Financial Benefit Directly Attributable to Infringing Activity/Right and Ability to Control: The requirement that the service provider not have received a financial benefit directly attributable to the infringement activity applies "in a case in which the service provider has the right and ability to control such activity." 17 U.S.C. § 512(d). To have "the right and ability to control," the service provider must exert "substantial influence on the activities of users." UMG Recordings, Inc., 718 F.3d at 1030. "Substantial influence" may include high levels of control over the activities of users; "purposeful, culpable expression and conduct"; active involvement by the service provider in the listing, bidding, sale and delivery of items offered for sale; or control of vendor sales through the previewing of products prior to their listing, the editing of product descriptions or the suggesting of prices. Id. (citing Viacom Internat’l v. YouTube, Inc., 676 F.3d 19, 38 (2d Cir.2012)). 

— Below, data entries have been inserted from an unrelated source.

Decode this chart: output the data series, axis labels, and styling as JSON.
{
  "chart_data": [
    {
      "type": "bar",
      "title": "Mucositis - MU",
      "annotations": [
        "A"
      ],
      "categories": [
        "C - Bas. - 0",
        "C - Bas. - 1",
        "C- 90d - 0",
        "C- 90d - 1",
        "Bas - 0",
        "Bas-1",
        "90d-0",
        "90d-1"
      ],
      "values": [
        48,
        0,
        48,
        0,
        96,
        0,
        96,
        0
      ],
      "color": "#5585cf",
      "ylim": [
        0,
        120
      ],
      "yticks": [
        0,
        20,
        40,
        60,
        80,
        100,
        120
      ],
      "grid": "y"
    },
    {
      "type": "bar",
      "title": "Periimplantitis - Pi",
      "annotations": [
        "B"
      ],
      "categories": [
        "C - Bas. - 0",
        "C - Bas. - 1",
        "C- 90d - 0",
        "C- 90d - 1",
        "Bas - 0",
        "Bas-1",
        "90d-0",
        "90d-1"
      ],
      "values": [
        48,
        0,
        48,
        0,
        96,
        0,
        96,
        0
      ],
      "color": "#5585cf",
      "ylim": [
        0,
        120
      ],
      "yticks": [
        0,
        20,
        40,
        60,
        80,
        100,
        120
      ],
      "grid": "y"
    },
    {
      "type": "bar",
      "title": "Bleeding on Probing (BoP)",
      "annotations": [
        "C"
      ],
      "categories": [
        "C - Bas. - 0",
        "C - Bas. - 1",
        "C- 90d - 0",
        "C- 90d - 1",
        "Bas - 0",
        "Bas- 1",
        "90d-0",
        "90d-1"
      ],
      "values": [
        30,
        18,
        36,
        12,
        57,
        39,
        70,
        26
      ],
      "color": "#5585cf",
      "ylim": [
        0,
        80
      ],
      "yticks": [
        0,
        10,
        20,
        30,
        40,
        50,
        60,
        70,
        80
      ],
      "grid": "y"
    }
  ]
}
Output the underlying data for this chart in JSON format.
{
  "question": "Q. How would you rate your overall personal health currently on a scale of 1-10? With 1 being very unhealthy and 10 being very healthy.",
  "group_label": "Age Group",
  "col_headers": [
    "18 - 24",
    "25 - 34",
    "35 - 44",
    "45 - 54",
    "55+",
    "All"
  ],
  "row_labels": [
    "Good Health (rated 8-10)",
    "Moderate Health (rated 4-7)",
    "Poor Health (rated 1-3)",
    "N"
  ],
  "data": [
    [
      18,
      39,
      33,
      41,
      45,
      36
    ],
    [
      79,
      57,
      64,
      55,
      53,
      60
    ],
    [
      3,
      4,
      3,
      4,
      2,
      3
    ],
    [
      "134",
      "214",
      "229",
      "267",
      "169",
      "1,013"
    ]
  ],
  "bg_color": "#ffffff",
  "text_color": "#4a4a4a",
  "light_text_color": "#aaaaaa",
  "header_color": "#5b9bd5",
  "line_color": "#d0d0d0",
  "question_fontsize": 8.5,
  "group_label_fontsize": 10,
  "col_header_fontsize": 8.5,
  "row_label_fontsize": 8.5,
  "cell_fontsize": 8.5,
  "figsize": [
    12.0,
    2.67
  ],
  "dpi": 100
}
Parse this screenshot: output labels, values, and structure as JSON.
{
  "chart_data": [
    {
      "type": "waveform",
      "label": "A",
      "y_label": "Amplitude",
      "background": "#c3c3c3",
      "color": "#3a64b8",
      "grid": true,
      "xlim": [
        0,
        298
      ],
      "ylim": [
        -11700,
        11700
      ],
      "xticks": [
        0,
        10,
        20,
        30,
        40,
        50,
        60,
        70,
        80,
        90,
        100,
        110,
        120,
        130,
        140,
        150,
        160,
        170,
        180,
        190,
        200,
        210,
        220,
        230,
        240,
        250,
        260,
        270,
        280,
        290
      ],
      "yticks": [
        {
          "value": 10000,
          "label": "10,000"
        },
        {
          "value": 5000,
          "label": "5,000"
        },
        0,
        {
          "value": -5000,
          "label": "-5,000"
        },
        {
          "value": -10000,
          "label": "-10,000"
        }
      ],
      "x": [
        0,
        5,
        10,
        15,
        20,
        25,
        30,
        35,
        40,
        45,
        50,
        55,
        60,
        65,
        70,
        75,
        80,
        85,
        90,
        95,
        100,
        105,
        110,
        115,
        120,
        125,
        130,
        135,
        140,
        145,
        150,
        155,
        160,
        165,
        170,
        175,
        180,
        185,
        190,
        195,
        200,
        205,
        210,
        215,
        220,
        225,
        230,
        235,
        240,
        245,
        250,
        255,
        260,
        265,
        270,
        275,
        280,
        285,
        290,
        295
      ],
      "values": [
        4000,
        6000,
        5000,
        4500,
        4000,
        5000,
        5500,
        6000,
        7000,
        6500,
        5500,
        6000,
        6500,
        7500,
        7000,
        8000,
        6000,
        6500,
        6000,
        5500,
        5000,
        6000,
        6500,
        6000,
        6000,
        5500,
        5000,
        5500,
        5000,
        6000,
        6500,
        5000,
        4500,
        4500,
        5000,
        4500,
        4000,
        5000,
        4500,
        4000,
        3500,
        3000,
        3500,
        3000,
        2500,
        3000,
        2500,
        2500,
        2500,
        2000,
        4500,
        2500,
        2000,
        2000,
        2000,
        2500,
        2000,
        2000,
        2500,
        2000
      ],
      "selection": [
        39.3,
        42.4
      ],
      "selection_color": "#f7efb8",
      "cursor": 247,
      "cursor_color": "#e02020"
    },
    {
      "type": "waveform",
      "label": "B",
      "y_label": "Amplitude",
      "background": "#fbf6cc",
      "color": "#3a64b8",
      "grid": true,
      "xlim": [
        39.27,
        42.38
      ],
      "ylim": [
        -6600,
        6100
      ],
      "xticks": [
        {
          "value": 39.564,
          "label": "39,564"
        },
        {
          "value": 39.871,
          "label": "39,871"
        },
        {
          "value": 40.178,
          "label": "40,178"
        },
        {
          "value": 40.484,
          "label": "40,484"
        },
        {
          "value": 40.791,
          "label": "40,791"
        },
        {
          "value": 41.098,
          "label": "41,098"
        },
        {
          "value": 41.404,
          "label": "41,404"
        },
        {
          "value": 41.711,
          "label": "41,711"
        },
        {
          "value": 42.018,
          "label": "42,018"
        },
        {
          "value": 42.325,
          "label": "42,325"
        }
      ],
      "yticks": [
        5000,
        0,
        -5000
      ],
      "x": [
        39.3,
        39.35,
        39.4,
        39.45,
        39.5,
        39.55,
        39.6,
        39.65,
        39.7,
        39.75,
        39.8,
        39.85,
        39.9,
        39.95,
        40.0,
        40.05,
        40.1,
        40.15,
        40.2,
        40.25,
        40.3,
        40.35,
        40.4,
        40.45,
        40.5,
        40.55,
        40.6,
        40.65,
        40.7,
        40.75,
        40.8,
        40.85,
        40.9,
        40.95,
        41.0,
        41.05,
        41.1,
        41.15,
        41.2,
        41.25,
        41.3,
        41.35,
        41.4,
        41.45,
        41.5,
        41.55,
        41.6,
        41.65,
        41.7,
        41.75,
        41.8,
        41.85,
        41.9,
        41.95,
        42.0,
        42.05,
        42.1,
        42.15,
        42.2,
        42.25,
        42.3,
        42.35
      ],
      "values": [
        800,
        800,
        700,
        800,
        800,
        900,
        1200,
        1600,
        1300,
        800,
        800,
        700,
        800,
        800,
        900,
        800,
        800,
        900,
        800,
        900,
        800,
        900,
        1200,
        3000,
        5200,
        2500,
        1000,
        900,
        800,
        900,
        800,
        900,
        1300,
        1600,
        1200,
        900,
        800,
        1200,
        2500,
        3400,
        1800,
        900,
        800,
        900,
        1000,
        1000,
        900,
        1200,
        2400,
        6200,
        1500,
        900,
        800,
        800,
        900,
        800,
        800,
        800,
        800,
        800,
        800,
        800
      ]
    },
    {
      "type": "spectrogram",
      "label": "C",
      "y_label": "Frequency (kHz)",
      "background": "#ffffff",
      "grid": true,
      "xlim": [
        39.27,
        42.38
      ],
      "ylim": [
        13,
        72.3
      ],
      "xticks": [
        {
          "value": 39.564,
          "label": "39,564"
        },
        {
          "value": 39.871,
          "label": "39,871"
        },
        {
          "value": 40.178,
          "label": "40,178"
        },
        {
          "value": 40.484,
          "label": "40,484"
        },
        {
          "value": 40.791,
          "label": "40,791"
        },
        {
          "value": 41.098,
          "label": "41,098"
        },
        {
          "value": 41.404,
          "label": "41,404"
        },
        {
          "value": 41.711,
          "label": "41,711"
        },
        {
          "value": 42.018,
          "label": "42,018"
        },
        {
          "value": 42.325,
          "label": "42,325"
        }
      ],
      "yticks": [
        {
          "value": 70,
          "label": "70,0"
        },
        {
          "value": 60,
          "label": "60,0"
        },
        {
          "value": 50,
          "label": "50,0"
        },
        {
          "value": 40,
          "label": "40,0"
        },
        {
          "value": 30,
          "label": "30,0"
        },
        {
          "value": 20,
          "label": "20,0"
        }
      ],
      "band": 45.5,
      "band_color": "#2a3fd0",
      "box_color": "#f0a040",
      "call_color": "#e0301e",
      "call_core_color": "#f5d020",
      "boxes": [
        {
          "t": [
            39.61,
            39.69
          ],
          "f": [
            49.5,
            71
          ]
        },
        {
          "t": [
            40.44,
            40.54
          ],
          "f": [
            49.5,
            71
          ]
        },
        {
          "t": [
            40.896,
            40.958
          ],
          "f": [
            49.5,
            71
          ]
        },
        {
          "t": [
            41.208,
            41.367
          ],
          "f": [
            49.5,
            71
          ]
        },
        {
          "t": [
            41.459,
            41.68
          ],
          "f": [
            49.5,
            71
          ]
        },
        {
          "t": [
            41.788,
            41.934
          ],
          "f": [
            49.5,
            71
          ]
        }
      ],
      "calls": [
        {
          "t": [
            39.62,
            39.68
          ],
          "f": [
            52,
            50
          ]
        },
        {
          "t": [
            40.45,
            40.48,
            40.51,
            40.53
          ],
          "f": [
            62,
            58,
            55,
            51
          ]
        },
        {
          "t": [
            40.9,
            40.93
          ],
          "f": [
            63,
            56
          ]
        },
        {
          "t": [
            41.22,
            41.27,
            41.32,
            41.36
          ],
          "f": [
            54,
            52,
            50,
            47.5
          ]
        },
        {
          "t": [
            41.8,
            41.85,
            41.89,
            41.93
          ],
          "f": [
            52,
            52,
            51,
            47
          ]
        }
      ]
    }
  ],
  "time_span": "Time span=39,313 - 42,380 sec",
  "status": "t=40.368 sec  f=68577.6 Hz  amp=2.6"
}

"In determining whether the financial benefit criterion is satisfied, courts should take a common-sense, fact-based approach, not a formalistic one." Mavrix, 873 F.3d at 1059 (9th Cir. 2017) (quoting S. Rep. No. 105-190, at 44 (1998)). The relevant inquiry regarding financial benefit is "whether the infringing activity constitutes a draw for subscribers, not just an added benefit." Perfect 10, 488 F.3d at 1117 (quoting Ellison v. Robertson, 357 F.3d 1072, 1079 (9th Cir. 2004)). A "one-time set-up fee [or] flat, periodic payments" for the service provided does not qualify. Id. at 1118 (finding that fees for webhosting not direct financial benefit). The financial benefit need not be substantial or a large proportion of the service provider’s revenue. Mavrix, 873 F.3d at 1059.